Here we will perform a 2D simulations concerning wave propagation over a sound barrier.

Thereby the wave is excited by a point source on the right side of the barrier in the origin [x,y,z]=(0,0,0) of the domain.

For the analysis type, we chose a harmonic analysis in the frequency range of 34Hz to 680Hz with 10 linearly spaced samples.

Since we cannot create an infinitely large computational domain, we have to impose a model of free-radiation, in this example, we are using the PML (Perfectly Matched Layer) technique, described here.



As a preprocessor we use the free available software gmsh

The gmsh file is provided here and the mesh can be generated by executing

gmsh geometry.geo -2 -v 0 -format msh2 -o geometry.msh

XML Simulation Setup

The ready-to-use xml file is provided here as well as the material xml file.
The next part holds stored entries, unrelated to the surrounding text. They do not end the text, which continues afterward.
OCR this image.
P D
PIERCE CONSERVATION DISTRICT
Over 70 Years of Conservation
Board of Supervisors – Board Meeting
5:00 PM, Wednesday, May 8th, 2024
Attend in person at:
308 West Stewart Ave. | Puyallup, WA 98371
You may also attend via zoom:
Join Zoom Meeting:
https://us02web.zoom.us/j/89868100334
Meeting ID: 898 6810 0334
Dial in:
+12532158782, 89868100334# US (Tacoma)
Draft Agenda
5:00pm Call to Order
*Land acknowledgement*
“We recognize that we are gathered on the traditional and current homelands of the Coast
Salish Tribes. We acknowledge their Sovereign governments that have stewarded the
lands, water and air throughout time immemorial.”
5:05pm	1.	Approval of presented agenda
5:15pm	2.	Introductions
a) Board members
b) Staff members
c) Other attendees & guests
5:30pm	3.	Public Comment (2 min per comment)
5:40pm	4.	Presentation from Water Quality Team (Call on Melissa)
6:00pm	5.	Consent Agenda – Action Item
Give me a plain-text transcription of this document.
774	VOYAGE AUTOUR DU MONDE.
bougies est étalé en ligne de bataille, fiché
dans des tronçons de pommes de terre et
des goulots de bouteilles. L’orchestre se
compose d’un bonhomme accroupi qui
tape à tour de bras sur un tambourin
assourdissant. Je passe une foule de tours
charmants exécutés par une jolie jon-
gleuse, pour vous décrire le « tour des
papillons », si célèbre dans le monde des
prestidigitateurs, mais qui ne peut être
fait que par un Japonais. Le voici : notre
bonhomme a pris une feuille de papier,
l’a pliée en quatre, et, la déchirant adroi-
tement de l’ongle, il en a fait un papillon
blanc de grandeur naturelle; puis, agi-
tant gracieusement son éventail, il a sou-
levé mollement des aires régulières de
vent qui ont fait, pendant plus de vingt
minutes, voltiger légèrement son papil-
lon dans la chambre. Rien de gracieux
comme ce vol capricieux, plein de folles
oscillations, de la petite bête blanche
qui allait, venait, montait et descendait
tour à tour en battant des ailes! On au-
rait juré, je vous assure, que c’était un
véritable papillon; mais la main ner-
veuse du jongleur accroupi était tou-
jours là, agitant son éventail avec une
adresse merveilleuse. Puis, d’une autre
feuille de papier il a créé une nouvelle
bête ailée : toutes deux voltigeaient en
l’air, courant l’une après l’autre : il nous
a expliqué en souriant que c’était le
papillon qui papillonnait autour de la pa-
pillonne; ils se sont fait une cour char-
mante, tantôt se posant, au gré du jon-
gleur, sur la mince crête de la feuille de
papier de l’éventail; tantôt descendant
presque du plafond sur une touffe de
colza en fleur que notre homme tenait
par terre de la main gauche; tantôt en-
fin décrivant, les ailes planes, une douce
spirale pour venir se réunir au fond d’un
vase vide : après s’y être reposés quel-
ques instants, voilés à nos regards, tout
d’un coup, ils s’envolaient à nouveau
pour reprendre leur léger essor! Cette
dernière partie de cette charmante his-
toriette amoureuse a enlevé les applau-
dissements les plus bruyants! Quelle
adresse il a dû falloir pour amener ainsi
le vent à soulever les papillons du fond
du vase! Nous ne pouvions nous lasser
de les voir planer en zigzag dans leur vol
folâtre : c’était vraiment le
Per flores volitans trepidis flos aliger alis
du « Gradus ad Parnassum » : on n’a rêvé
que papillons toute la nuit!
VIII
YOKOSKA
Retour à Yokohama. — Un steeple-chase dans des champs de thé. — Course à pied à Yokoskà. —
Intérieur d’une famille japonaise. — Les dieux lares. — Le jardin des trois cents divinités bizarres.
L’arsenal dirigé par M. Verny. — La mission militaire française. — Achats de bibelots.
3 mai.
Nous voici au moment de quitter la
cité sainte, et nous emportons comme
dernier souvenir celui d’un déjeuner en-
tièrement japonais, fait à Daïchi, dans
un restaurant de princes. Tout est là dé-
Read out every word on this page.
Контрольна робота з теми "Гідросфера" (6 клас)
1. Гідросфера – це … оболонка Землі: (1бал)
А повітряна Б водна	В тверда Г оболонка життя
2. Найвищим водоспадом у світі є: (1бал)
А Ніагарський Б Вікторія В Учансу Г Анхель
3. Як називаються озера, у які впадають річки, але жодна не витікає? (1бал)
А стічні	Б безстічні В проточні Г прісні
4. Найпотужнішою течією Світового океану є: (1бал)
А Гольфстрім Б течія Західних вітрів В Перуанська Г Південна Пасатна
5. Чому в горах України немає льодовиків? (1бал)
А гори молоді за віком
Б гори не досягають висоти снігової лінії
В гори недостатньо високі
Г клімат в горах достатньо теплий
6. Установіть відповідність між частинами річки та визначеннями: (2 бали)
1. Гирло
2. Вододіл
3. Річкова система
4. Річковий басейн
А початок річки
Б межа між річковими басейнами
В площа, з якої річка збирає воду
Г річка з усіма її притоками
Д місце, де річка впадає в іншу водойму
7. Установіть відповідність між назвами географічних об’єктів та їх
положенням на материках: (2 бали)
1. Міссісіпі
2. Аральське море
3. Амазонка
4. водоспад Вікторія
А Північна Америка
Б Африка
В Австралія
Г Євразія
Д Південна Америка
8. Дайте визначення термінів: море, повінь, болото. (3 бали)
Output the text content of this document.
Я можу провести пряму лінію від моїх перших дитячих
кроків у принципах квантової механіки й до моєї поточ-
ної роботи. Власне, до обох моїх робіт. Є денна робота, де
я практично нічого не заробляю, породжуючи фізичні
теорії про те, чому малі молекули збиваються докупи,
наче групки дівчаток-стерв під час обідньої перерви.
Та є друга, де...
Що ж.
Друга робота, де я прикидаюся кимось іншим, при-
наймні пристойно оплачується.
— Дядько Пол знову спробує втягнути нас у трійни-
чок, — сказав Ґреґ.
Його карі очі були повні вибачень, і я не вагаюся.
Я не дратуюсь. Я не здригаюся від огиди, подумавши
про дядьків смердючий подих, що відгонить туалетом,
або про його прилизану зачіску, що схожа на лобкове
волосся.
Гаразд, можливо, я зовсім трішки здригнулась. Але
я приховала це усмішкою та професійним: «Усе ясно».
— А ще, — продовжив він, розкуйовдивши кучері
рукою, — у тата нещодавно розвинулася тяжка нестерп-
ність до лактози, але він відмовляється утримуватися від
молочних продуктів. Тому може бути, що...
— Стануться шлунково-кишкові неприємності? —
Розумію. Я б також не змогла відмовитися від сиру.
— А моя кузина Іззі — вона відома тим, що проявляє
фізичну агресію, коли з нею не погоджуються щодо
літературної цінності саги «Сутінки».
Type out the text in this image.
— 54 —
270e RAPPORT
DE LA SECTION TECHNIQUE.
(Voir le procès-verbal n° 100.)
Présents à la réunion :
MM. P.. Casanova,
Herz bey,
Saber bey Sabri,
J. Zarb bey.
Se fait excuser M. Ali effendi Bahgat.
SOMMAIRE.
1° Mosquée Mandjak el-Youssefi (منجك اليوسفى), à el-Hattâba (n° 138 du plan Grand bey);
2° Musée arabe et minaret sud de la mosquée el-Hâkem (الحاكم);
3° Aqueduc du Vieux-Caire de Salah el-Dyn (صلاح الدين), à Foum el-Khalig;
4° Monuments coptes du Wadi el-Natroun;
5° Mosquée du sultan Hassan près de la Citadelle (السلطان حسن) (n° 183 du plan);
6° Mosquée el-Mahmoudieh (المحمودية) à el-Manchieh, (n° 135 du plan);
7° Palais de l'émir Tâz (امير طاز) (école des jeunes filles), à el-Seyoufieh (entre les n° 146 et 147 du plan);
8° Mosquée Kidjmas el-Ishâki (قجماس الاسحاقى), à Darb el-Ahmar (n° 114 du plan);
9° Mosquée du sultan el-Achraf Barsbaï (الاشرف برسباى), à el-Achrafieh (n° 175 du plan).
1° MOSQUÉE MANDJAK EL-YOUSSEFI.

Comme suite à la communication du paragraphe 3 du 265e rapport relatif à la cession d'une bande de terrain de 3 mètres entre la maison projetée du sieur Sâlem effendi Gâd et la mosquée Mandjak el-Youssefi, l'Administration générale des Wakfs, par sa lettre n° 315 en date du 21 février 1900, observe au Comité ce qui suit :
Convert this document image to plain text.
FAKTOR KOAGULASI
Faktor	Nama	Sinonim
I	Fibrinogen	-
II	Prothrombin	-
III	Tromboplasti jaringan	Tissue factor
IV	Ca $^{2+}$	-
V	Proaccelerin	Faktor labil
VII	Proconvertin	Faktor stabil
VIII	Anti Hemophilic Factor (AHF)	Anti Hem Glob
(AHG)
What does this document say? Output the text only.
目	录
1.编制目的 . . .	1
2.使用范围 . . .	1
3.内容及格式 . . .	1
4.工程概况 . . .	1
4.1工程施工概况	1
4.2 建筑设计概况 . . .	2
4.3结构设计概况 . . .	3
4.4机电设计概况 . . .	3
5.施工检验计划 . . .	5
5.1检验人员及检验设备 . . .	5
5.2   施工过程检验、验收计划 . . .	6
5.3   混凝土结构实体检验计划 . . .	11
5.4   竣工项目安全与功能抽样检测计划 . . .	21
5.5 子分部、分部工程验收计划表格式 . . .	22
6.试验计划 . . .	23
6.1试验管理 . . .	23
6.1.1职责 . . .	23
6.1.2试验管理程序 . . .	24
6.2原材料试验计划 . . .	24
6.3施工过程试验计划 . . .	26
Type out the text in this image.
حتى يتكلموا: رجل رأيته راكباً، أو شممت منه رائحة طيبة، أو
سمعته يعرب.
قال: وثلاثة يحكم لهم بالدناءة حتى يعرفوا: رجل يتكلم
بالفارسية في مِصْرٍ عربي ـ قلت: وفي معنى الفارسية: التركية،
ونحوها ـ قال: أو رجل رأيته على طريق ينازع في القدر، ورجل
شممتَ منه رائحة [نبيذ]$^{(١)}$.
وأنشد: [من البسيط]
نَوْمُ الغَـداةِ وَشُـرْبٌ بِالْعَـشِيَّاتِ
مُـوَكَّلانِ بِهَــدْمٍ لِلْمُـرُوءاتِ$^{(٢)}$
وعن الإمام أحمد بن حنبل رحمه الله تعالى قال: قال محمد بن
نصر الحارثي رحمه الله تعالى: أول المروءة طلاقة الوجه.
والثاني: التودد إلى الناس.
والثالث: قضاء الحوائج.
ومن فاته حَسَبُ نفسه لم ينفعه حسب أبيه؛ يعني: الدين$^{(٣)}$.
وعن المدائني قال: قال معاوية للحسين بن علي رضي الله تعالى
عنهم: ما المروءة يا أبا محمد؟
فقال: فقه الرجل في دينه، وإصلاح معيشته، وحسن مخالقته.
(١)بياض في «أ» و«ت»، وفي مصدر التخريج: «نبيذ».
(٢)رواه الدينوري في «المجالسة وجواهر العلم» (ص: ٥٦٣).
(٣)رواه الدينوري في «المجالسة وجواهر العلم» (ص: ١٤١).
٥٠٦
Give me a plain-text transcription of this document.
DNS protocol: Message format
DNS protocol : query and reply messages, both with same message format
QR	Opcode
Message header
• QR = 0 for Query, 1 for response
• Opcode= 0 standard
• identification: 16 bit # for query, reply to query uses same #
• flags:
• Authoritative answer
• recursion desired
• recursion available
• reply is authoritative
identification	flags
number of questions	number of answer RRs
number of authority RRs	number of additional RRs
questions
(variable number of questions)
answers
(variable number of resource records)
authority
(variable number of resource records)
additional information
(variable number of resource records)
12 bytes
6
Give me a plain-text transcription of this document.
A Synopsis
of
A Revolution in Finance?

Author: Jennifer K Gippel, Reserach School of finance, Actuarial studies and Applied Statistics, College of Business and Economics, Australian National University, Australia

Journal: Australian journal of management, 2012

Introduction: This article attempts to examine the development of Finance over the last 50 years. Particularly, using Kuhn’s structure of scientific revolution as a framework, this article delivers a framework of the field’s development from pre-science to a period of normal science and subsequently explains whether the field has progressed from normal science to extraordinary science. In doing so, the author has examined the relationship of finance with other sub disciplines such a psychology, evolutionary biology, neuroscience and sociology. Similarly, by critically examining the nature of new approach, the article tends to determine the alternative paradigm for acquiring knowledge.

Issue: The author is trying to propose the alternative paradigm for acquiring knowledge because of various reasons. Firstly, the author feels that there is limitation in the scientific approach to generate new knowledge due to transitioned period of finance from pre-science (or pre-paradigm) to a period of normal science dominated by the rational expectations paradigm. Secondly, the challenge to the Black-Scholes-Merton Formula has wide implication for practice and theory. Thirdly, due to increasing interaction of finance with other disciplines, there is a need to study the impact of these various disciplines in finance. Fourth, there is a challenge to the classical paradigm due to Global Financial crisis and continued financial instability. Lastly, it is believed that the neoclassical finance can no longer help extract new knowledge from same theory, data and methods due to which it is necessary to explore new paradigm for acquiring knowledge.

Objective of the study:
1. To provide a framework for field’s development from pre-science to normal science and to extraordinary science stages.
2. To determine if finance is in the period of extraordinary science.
Here, we will just discuss the main parts of the XML description file (for a deeper introduction into the different analysis types, we refer to the Cantilever example)

  • Domains with regions
<domain geometryType="plane">
    <region material="air" name="prop"/>
    <region material="air" name="plate"/>
    <region material="air" name="pml"/>
    <nodes name="excite">
      <coord x="0.0" y="0.0" z="0.0"/>
  • Start the sequence and define analysis
      <numFreq> 10 </numFreq>
      <startFreq> 34 </startFreq>
      <stopFreq> 680 </stopFreq>
  • Define PDE for acoustics
        <region name="prop"/>
        <region name="pml" dampingId="myPml"/>
  • Define the PML (Perfectly Matched Layer) used for free field radiation
      <pml id="myPml">
        <type> inverseDist </type>
  • Define excitation and output result
      <pressure value="1" name="excite"/>
      <nodeResult type="acouPressure">

Perform the openCFS simulation by executing

cfs simulation


You can now investigate the results in paraview